So, I'm officially on vacation, but I just got back from the neighbourhood of Friedrichshain in Berlin where I was staying with a friend. He lives very close to Frankfurter Tor, U-Bahn station and gate to what was to be the world's first socialist boulevard, proletariat residence and urban testament to the DDRs future society. East German intellectuals rushed to design the architectural and social blueprints for this neighbourhood, and the result is quite striking. The buildings are beautiful, high-density, mixed-use and generous, with allowances for public space and exercise, including the now-removed German Athletic Centre and swimming pool in the middle of the boulevard.
They were built so quickly, I was told, that they weren't structurally sound, so a few of the buildings (including the Athletic Centre) were condemned. The new buildings, built in the 1980s when the political temperament had changed, are striking in their lack of utopian belief--almost mournful for the excitement and hope for the future that seemed lost.
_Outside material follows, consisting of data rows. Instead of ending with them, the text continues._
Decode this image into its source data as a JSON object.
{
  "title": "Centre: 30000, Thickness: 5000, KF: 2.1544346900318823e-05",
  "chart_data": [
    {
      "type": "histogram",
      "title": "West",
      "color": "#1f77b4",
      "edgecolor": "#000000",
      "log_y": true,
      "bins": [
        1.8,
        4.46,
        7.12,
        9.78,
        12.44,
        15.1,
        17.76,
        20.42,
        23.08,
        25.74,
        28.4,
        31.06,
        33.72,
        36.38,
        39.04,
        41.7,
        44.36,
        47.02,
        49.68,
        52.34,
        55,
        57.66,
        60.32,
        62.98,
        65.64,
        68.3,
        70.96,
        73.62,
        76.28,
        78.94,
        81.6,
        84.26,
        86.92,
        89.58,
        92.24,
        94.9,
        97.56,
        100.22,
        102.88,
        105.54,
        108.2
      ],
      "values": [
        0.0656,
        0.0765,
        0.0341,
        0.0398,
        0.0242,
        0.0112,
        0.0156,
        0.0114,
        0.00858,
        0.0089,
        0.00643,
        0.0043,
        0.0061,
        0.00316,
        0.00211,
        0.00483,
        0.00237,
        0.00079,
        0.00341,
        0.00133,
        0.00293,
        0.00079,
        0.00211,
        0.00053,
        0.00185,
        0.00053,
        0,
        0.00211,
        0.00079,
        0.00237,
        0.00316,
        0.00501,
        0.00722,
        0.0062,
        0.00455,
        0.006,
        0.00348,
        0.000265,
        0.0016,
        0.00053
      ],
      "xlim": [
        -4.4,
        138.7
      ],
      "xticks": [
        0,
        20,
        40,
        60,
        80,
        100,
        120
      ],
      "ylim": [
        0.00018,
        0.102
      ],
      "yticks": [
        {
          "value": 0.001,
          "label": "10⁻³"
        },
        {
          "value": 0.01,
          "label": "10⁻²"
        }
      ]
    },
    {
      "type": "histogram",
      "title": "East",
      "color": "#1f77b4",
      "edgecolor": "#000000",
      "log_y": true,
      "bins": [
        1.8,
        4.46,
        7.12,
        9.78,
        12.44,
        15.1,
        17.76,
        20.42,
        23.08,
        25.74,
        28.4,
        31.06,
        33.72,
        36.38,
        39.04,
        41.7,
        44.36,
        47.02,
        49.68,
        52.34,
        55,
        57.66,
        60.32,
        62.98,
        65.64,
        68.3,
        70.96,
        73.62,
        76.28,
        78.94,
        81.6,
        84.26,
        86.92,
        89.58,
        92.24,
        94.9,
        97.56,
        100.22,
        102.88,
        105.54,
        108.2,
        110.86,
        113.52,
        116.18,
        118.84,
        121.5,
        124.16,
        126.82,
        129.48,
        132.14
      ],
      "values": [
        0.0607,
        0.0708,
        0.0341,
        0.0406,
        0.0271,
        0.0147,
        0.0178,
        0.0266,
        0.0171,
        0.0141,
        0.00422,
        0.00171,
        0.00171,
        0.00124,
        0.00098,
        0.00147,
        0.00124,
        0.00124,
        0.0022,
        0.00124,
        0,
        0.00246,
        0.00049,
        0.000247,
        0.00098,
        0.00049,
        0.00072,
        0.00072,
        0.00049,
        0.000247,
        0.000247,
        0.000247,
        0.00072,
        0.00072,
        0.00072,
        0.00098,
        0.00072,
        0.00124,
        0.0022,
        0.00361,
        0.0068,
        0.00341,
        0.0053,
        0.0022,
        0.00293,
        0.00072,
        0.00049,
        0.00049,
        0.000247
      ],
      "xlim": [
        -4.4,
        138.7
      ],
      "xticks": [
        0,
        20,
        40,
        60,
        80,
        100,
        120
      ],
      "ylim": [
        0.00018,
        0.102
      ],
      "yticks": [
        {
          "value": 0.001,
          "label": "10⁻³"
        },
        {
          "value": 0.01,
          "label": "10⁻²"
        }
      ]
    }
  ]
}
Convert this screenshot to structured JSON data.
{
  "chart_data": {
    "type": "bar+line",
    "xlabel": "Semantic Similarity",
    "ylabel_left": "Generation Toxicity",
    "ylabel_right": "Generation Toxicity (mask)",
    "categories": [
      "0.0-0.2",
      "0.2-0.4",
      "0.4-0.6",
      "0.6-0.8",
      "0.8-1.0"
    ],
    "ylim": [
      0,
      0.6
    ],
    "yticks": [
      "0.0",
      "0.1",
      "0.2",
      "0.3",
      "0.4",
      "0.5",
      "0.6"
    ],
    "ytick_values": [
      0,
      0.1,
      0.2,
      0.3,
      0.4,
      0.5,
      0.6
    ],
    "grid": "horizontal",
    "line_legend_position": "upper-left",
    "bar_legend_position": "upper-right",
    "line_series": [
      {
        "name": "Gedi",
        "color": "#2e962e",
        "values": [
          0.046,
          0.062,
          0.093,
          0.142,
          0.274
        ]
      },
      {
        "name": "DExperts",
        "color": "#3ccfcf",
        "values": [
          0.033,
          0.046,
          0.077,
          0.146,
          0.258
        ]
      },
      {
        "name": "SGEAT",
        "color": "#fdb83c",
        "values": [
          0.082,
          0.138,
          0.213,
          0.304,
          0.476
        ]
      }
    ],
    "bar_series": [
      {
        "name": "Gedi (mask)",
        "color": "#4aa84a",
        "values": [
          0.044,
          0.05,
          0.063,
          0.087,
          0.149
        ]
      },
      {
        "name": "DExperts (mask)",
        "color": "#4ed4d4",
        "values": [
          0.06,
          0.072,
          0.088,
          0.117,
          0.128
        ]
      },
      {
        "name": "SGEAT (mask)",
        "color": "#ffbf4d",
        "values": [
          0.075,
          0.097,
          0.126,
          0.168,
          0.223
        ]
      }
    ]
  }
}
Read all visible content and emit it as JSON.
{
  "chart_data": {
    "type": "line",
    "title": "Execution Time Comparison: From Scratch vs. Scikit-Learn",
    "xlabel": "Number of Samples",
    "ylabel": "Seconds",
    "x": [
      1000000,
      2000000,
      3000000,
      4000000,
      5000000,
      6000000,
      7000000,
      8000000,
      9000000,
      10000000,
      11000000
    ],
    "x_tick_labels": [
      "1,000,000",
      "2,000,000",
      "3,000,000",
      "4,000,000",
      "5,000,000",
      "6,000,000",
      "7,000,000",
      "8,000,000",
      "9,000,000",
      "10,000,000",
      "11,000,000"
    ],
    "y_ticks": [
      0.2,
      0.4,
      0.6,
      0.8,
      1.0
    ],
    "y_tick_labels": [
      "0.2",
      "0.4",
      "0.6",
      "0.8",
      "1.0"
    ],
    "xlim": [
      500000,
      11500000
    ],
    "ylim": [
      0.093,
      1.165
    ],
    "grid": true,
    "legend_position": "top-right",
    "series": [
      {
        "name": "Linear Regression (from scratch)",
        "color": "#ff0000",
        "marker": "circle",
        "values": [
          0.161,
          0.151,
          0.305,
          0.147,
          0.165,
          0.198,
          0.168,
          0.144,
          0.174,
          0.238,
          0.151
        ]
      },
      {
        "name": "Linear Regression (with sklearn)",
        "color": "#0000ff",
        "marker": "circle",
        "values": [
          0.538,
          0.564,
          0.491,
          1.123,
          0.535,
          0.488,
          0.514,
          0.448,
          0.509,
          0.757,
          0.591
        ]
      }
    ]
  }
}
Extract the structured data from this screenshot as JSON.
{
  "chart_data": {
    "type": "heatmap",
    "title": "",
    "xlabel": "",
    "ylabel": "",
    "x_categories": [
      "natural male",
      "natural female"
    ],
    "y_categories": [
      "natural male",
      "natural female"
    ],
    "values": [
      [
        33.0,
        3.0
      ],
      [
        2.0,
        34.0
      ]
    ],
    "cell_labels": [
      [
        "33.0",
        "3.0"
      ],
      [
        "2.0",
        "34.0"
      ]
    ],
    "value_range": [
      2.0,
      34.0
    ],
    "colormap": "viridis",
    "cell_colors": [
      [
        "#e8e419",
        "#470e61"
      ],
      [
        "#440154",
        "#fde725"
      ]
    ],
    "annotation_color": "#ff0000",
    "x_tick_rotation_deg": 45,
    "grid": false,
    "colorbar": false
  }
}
On an interesting and fitting note, the street physically connects with the Straße der Pariser Kommune. (babble thread about the Paris Commune) Is Karl-Marx-Allee another one of these moments (Paris Commune of 1871, May 1968, however fleeting, which signal the viability and potential of socialist politics? Or are its pre-fab buildings, poor maitenance and its other hallmarks of capitalism simply another broken promise?